Несмотря на такую избирательность, большинство стран попадали в фокус внимания общественности, а вопросы, касающиеся событий в них, освещались и не скрывались: подавление политических диссидентов в Китае, насилие со стороны полиции в Бразилии, военные преступления в Боснии, детский труд в Пакистане, противопехотные мины в Анголе, условия содержания в тюрьмах в Польше, калечащие операции на женских половых органах в Судане, геноцид в Руанде, лишение женщин прав в Афганистане, разрушение гражданского общества на Гаити, политическая резня Индонезией в Восточном Тиморе, исчезновения людей в Перу, зверства в Ираке, смерть аборигенов Австралии в резервациях, пытки в Турции, преследование цыган в Венгрии, внесудебные казни в Сомали, эскадроны смерти в Колумбии, ампутации и публичные порки в Саудовской Аравии, смертная казнь в США … И, несмотря на редкие, но ставшие известными ошибки, эта информация в целом справедлива и достоверна.
Правительства реагируют в глобальных СМИ, по дипломатическим каналам, на пресс-конференциях, опровержениях докладов Amnesty, специальных комитетов ООН или Генеральной Ассамблеи. Их опровержения иногда оправданы: обвинения могут быть преувеличенными, отчеты несбалансированными, детали неточными, нарушения могут происходить без официального ведома. Но слова обретают свою собственную, независимую жизнь, когда они оказываются и повторяются в текстах докладов (утверждений), за которыми следует реакция правительства (встречные требования), за которыми следуют дальнейшие раунды обменов мнениями. Дискурс разрастается, становясь все более самодостаточным, перемещаясь в повестки дня вашингтонских подкомитетов и в документы, циркулирующие в офисах ООН в Женеве и Нью-Йорке.
В этой среде «отрицание» – просто еще один термин в сфере связей с общественностью. «Правительство Фридонии категорически это отрицает…» может относиться к внутренней или внешней политике, коррупции, личным скандалам, рискам для здоровья населения и т. д. Сегодняшнее безобидное представление о том, что не говорят правды, – это «искажение» информации. Одни и те же агентства по связям с общественностью, базирующиеся в Вашингтоне, Нью-Йорке или европейских столицах и нанятые корпорациями, кинозвездами, футболистами и политическими партиями, обеспечивают обоснования правительств, пытающихся очистить свой имидж в области прав человека. Это непростые клиенты («Новый Заир?», «Демократическая Сирия?», «Северная Корея приветствует вас?»). Но задача рассматривается как техническая, а не как «контроль мыслей» или «выработка согласия»; происходящая из того, что Хомский называет «священным правом лгать на службе у государства»[223].

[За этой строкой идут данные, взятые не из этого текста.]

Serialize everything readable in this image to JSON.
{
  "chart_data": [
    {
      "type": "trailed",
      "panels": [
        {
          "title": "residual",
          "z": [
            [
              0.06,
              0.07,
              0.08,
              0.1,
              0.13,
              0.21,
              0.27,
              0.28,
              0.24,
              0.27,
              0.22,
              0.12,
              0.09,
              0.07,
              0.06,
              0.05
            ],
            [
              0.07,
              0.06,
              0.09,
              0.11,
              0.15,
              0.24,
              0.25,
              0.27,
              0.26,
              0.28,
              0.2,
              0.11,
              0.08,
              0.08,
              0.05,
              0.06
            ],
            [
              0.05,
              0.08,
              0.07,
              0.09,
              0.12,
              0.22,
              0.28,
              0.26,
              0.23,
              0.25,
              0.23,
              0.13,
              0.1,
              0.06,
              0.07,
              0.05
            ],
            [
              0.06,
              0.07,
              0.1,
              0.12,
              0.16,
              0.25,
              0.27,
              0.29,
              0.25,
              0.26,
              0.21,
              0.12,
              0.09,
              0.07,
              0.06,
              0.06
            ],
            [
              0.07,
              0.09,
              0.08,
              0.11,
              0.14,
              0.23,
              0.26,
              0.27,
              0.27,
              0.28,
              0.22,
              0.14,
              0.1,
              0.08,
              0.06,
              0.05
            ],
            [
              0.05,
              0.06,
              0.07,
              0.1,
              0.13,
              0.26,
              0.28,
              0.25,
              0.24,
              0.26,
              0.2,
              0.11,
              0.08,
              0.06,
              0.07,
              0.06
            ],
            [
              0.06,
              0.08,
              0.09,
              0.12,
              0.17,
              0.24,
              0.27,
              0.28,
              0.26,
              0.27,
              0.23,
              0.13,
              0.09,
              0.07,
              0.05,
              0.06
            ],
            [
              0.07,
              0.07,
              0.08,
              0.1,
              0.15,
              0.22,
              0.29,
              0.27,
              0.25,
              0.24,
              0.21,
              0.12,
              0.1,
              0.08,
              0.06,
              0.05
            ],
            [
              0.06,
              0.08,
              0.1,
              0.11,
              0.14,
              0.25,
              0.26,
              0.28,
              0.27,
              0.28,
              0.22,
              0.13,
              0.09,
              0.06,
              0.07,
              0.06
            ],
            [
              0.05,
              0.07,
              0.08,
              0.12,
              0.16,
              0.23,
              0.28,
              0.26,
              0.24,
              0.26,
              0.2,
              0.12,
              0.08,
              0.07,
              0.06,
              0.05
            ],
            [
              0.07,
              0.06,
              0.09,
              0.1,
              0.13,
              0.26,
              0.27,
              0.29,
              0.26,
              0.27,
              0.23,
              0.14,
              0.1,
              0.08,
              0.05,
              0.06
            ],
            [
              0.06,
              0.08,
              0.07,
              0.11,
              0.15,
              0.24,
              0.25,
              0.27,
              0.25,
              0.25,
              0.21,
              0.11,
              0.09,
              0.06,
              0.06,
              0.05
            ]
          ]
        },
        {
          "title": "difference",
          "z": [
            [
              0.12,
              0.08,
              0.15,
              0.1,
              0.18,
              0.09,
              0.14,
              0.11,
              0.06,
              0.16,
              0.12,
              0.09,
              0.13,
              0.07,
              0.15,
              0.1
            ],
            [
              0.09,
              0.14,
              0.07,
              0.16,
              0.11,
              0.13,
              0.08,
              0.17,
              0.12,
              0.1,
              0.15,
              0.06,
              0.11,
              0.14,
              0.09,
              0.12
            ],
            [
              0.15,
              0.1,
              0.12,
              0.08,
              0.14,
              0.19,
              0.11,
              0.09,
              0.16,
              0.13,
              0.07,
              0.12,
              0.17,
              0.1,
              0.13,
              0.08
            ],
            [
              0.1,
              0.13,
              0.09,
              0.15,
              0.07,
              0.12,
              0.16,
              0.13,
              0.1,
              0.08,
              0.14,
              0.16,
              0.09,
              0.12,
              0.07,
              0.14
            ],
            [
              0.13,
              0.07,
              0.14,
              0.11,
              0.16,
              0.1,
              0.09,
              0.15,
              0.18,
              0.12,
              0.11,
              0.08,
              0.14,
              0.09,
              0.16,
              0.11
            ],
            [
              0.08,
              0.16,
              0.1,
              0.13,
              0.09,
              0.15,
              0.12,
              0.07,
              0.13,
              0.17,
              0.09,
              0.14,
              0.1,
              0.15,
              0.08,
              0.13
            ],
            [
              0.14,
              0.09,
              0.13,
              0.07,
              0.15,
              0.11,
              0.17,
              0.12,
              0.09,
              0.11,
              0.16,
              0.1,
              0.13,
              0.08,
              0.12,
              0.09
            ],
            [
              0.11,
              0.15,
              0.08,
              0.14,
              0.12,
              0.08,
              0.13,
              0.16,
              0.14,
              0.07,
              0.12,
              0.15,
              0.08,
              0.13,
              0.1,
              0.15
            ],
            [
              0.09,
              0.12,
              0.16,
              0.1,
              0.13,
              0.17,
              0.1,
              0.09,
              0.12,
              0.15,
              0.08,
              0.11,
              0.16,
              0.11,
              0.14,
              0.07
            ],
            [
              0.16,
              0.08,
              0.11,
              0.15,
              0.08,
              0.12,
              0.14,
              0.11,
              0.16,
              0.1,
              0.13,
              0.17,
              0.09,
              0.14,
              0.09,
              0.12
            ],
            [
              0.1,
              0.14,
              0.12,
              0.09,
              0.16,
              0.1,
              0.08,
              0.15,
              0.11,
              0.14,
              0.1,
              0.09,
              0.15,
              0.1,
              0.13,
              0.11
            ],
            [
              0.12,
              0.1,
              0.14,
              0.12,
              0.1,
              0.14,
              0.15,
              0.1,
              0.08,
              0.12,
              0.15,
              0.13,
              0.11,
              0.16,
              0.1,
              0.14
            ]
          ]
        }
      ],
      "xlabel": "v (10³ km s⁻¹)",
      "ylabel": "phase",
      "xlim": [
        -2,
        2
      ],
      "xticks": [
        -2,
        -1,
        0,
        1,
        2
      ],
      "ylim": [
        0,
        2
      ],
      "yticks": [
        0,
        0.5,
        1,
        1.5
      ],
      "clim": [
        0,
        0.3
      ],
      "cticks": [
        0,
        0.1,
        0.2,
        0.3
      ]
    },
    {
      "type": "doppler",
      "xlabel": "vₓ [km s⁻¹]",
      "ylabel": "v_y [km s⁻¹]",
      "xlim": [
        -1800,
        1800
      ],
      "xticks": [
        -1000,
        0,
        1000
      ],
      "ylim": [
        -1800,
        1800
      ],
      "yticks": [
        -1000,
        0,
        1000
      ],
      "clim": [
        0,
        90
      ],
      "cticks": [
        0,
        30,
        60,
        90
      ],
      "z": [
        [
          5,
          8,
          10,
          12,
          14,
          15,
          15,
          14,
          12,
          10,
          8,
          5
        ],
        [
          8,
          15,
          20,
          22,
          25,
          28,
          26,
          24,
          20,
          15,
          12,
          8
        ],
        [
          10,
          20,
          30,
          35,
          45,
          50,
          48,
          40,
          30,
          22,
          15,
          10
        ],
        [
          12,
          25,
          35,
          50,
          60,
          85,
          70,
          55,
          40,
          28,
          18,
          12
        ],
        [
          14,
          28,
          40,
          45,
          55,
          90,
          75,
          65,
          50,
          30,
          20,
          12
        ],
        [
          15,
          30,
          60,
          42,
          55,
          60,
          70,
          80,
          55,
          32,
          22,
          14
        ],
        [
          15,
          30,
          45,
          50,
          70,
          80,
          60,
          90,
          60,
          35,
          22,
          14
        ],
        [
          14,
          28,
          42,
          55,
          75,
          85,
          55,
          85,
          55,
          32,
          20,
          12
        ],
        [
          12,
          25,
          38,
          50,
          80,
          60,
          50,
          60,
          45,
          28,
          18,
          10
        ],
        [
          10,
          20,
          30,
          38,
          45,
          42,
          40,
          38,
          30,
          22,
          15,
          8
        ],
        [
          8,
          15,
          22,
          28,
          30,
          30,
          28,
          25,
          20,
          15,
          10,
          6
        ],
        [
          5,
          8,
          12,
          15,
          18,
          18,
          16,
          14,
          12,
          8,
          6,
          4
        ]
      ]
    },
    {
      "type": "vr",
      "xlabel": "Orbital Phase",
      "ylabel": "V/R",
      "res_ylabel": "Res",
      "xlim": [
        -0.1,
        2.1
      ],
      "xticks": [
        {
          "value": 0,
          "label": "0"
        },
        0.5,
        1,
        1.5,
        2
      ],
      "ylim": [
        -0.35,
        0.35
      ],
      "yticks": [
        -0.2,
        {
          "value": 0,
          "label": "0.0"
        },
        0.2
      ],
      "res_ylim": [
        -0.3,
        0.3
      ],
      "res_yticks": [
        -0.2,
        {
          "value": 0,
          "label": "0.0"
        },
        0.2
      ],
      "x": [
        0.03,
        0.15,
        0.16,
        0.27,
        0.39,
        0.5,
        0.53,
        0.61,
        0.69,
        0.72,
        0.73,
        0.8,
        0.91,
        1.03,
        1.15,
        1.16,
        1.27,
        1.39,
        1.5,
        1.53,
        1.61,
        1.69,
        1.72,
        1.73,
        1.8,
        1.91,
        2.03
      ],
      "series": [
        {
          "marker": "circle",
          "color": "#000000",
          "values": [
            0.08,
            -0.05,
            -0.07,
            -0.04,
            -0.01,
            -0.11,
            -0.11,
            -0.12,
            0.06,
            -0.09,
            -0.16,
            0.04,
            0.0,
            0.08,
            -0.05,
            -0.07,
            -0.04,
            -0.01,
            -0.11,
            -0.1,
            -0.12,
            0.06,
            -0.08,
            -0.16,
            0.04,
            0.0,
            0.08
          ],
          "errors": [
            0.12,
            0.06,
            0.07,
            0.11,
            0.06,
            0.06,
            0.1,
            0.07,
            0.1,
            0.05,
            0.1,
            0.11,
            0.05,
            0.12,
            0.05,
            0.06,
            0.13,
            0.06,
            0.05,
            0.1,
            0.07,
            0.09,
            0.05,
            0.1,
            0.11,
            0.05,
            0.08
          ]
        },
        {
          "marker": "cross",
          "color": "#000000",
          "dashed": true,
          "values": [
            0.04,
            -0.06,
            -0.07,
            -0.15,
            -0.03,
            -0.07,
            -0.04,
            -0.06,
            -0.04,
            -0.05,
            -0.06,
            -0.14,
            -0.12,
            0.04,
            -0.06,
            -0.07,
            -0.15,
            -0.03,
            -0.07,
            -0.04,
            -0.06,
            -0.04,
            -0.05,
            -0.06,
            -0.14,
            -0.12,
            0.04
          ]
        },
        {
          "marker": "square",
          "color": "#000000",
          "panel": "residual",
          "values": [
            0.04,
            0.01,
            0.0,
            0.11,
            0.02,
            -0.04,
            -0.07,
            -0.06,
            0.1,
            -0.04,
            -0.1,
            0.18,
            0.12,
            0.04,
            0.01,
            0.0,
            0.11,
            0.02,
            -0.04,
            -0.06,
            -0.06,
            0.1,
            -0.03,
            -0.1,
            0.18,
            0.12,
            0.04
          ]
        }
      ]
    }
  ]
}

Существуют три формы реакции правительства: классический дискурс официального отрицания, превращение оборонительной позиции в нападение на критику и, наконец, частичное признание критики. Это все активные реакции. Многие страны, в том числе, и особенно, страны с худшими показателями, не обращают внимания на критику извне. Они замыкают свою оболочку и отказываются от любых действий. Из-за давления извне (стигматизация, санкции, бойкоты, изоляция) и собственной внутренней идеологии (все против нас, никто нас не понимает) они никак не реагируют. Они не видят политической необходимости в диалоге с остальным миром; у них также нет необходимости бороться с внутренней критикой. Их молчание – самая радикальная из возможных форм отрицания.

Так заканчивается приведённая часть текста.